Additional Insights for Myth 5
MBA education prepares students to manage

Reaching out to social learning

(Adapted from sections of “Higher education research beyond the ivory tower,” co-authored with Susan Mintzberg, University World News, 16 December 2023)

For the most part, university research and teaching look-on the world objectively, as if from an ivory tower, with a preference for the evidence of measured facts and deductive proofs.  The alternative model, which we call reaching-out, connects to experience on the ground, for the sake of relevance.  While the looking-on model maintains rather strict boundaries between the university and the so-called ‘real world’, the reaching-out model crosses these boundaries, to see the world as it really is.

Autonomous teaching is the prevalent mode of educating in today’s academic world. The professor enters the classroom, closes the door, and imparts his or her knowledge to the assembled students, who sit in neat rows, facing forward, mostly listening. Seldom can a colleague, let alone an administrator, be found in such a classroom.

In the typical MBA classroom, for example, students with little or no managerial experience sit in tiered rows, as if vessels to be filled with the theories and techniques of the business and management literature. Case study discussions may seem to reach out—to experiences in business—except that in these classrooms, the students who are supposed to pronounce on what the business in question should do next, are a long way from that experience. Management is a practice, understood by grounded experience. Is this any way to improve that practice?

There is another way. The practice of management can be enhanced by bringing experienced managers into the classroom, where they can sit at small round tables to reflect on their own experience and share their insights with each other in light of the theories and ideas introduced by the faculty (with examples in the next insert).
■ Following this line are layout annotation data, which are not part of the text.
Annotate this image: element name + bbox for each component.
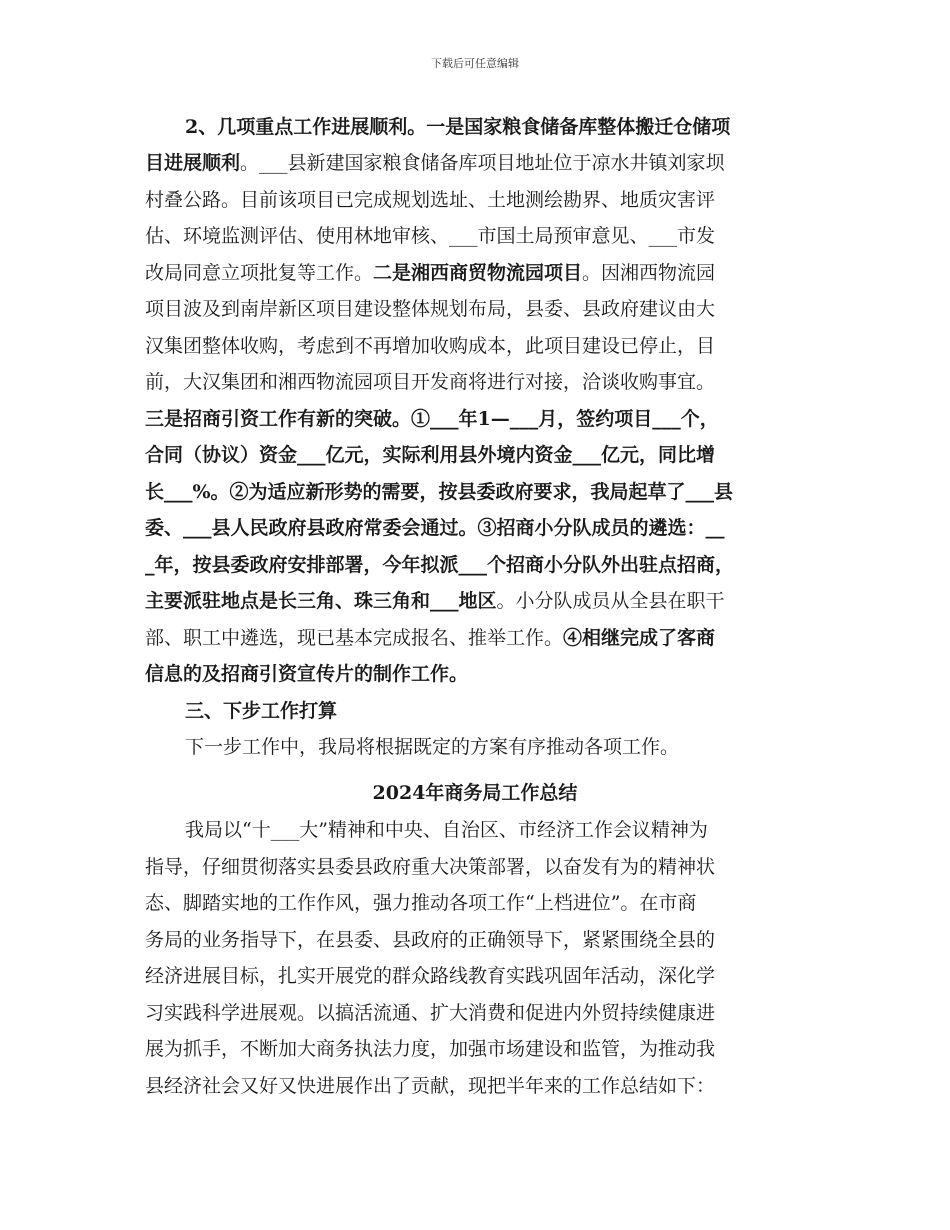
bold-text-run: 三是招商引资工作有新的突破。①___年1—___月，签约项目___个， bbox=[145, 408, 719, 430]
text-line bbox=[185, 115, 730, 139]
text-run: 项目波及到南岸新区项目建设整体规划布局，县委、县政府建议由大 bbox=[145, 298, 716, 320]
text-line bbox=[185, 818, 708, 842]
text-run: 指导，仔细贯彻落实县委县政府重大决策部署，以奋发有为的精神状 bbox=[145, 856, 716, 878]
text-run: 汉集团整体收购，考虑到不再增加收购成本，此项目建设已停止，目 bbox=[145, 335, 716, 357]
text-run: 下一步工作中，我局将根据既定的方案有序推动各项工作。 bbox=[185, 736, 680, 758]
text-run: 。___县新建国家粮食储备库项目地址位于凉水井镇刘家坝 bbox=[240, 152, 725, 174]
text-line bbox=[145, 964, 715, 988]
bold-text-run: 目进展顺利 bbox=[145, 152, 241, 174]
bold-text-run: 长___%。②为适应新形势的需要，按县委政府要求，我局起草了___县 bbox=[145, 481, 734, 503]
text-line bbox=[145, 334, 715, 358]
text-run: 改局同意立项批复等工作。 bbox=[145, 262, 374, 284]
text-run: 估、环境监测评估、使用林地审核、___市国土局预审意见、___市发 bbox=[145, 225, 716, 247]
text-run: 前，大汉集团和湘西物流园项目开发商将进行对接，洽谈收购事宜。 bbox=[145, 371, 716, 393]
text-line bbox=[145, 443, 715, 467]
page-header: 下载后可任意编辑 bbox=[431, 57, 519, 70]
bold-text-run: 主要派驻地点是长三角、珠三角和___地区 bbox=[145, 590, 497, 612]
text-run: 村叠公路。目前该项目已完成规划选址、土地测绘勘界、地质灾害评 bbox=[145, 189, 716, 211]
text-run: 展为抓手，不断加大商务执法力度，加强市场建设和监管，为推动我 bbox=[145, 1038, 716, 1060]
text-run: 部、职工中遴选，现已基本完成报名、推举工作。 bbox=[145, 627, 564, 649]
text-line bbox=[145, 662, 468, 686]
text-line bbox=[145, 407, 719, 431]
text-line bbox=[185, 699, 337, 723]
text-line bbox=[145, 516, 725, 540]
bold-text-run: 委、___县人民政府县政府常委会通过。③招商小分队成员的遴选：__ bbox=[145, 517, 725, 539]
text-run: 务局的业务指导下，在县委、县政府的正确领导下，紧紧围绕全县的 bbox=[145, 929, 716, 951]
text-run: 经济进展目标，扎实开展党的群众路线教育实践巩固年活动，深化学 bbox=[145, 965, 716, 987]
document-title: 2024年商务局工作总结 bbox=[372, 782, 578, 804]
text-line bbox=[145, 928, 715, 952]
text-line bbox=[145, 589, 725, 613]
bold-text-run: 合同（协议）资金___亿元，实际利用县外境内资金___亿元，同比增 bbox=[145, 444, 716, 466]
text-run: 。小分队成员从全县在职干 bbox=[496, 590, 725, 612]
text-line bbox=[145, 224, 715, 248]
text-line bbox=[145, 480, 733, 504]
bold-text-run: 信息的及招商引资宣传片的制作工作。 bbox=[145, 663, 469, 685]
bold-text-run: _年，按县委政府安排部署，今年拟派___个招商小分队外出驻点招商， bbox=[145, 554, 735, 576]
text-line bbox=[145, 370, 715, 394]
text-line bbox=[145, 297, 715, 321]
text-line bbox=[145, 891, 696, 915]
text-line bbox=[145, 1001, 715, 1025]
text-run: 态、脚踏实地的工作作风，强力推动各项工作“上档进位”。在市商 bbox=[145, 892, 697, 914]
text-line bbox=[145, 626, 715, 650]
text-run: 习实践科学进展观。以搞活流通、扩大消费和促进内外贸持续健康进 bbox=[145, 1002, 716, 1024]
text-line bbox=[145, 151, 725, 175]
text-line bbox=[145, 261, 715, 285]
bold-text-run: 2、几项重点工作进展顺利。一是国家粮食储备库整体搬迁仓储项 bbox=[185, 116, 731, 138]
text-line bbox=[185, 735, 679, 759]
text-line bbox=[145, 1037, 715, 1061]
bold-text-run: ④相继完成了客商 bbox=[563, 627, 716, 649]
text-run: 我局以“十___大”精神和中央、自治区、市经济工作会议精神为 bbox=[185, 819, 708, 841]
text-line bbox=[145, 553, 734, 577]
text-line bbox=[145, 1074, 715, 1098]
text-run: 。因湘西物流园 bbox=[582, 262, 716, 284]
text-run: 县经济社会又好又快进展作出了贡献，现把半年来的工作总结如下： bbox=[145, 1075, 716, 1097]
bold-text-run: 三、下步工作打算 bbox=[185, 700, 338, 722]
text-line bbox=[145, 855, 715, 879]
bold-text-run: 二是湘西商贸物流园项目 bbox=[373, 262, 583, 284]
text-line bbox=[145, 188, 715, 212]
This is social learning beyond autonomous teaching—reaching-out beyond looking-on.

As for research, great researchers reach out every which way, to find hidden clues in unfamiliar phenomena. In this respect, they are rather like Sherlock Holmes. They connect and disconnect: get close enough to their subject to uncover its essence, then step back to examine its wider consequences.

Reaching-out may hardly be new in the academic world, but it has not been prevalent, for too long marginalized by the predisposition to look on. It’s time to bring these two models together as the universities move forward in the 21st century.